What type of rope do you need? That depends on the type of climbing you plan to do, whether sport climbing, big walls, alpine or rescue. One of the most versatile ropes is a 60-meter-long (196.8-feet) dry rope with a 9.8 millimeter to 10.2 millimeter thickness.

When shopping for a rope, it helps to know a little about rope anatomy. Most ropes have a kernmantle construction, consisting of a sheath and a core. The sheath is the protective, braided cover of the rope that protects the core and adds strength and shock absorption. Sheaths make up 30 to 40 percent of a rope's mass. The thicker the sheath, the more it resists cutting and abrasion.

The core refers to the inner twisted core strands of the rope. Filament is the thinnest thread that a rope is woven from, and twisted groups of four to six filaments make up yarns. Yarns are bundled together to make the core.
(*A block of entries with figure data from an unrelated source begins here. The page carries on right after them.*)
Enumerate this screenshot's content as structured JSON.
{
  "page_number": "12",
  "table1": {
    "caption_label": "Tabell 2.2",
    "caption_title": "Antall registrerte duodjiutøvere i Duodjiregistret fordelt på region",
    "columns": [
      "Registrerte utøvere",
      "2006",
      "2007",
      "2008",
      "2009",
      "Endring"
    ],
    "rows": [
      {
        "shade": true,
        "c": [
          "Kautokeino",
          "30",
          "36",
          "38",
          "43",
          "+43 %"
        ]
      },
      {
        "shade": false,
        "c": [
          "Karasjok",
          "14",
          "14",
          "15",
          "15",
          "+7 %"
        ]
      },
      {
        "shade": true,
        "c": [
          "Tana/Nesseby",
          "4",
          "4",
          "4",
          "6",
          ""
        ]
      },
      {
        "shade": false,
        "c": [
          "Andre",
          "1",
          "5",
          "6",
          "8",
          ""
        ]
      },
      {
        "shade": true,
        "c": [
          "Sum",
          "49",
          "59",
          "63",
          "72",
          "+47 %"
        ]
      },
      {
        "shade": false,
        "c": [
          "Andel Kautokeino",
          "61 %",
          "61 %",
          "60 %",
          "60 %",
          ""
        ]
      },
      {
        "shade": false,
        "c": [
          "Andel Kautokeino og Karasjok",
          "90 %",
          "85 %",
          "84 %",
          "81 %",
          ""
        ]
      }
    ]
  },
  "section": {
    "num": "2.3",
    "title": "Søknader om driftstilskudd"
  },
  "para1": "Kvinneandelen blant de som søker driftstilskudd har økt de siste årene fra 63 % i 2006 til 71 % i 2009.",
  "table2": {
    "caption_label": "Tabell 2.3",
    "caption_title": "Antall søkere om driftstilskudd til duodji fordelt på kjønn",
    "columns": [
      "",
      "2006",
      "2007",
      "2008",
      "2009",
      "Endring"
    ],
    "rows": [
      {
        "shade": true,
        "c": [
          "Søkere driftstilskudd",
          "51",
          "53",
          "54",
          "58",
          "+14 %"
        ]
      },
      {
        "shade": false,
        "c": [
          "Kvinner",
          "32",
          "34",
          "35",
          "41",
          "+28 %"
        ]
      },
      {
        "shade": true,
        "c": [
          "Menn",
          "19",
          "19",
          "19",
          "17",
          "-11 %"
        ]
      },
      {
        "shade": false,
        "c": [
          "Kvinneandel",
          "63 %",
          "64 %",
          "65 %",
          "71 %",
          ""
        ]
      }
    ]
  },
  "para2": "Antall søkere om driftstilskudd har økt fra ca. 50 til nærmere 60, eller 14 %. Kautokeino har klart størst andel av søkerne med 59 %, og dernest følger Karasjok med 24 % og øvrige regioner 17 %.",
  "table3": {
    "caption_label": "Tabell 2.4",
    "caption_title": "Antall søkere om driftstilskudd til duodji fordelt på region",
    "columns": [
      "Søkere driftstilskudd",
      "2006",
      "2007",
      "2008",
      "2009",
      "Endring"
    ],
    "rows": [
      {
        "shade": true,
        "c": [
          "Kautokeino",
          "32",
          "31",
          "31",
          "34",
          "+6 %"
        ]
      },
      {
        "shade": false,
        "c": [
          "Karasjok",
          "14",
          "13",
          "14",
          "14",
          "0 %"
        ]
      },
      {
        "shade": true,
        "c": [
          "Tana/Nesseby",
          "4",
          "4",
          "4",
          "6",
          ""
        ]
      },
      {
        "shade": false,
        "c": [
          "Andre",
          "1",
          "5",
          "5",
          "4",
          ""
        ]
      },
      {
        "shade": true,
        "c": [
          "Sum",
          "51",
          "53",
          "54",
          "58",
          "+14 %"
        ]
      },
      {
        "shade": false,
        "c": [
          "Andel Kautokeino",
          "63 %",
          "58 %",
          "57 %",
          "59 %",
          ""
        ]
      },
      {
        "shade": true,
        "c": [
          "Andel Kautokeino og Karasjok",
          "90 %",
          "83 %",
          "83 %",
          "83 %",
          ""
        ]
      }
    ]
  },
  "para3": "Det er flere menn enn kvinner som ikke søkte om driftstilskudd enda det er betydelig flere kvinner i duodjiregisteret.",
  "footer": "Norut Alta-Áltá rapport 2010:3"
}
Here's the skinny on ropes:

  • Workhouse singles have a larger diameter and hold up to lots of use. This rope is ideal for big walls, top roping (when a rope is secured to an anchor point at the top of the route before the climb begins) and extreme use. On the downside, it can be bulky and heavy to carry.
  • All-round singles are the do-everything rope. They have average diameter, weight and fall ratings (a measurement of the stress applied to a rope if a fall occurs). They're ideal for sport, traditional and alpine climbing.
  • Skinny singles are ideal for very long or difficult climbs because they're lightweight. On long routes when you're turning over many belays, constantly pulling in slack or in an alpine situation where you're coiling rope over your shoulder and using switching techniques to move back and forth up a long climb, the lighter weight can make a big difference in the long run.
  • Half ropes, also known as a double rope, are two identical ropes used as a pair. They can run parallel through the protection using a twin rope technique, or you can alternate the "right" and "left" ropes through different protection points. They're good for long, wandering routes on rock, ice or alpine routes when you might need to rappel or retreat. (A wandering route is an indirect path to the summit, whereas a non-wandering route is more direct and vertical.)
  • Twin ropes are a good two-rope option. They're lighter and less bulky than half ropes and good for ice climbs and straight non-wandering rock climbs where repelling is necessary.
  • Static ropes are used in situations when you don't want rope to stretch, such as repelling, rescue and big-wall ascending, or anytime you're lowering, ascending or pulling a load up with the rope.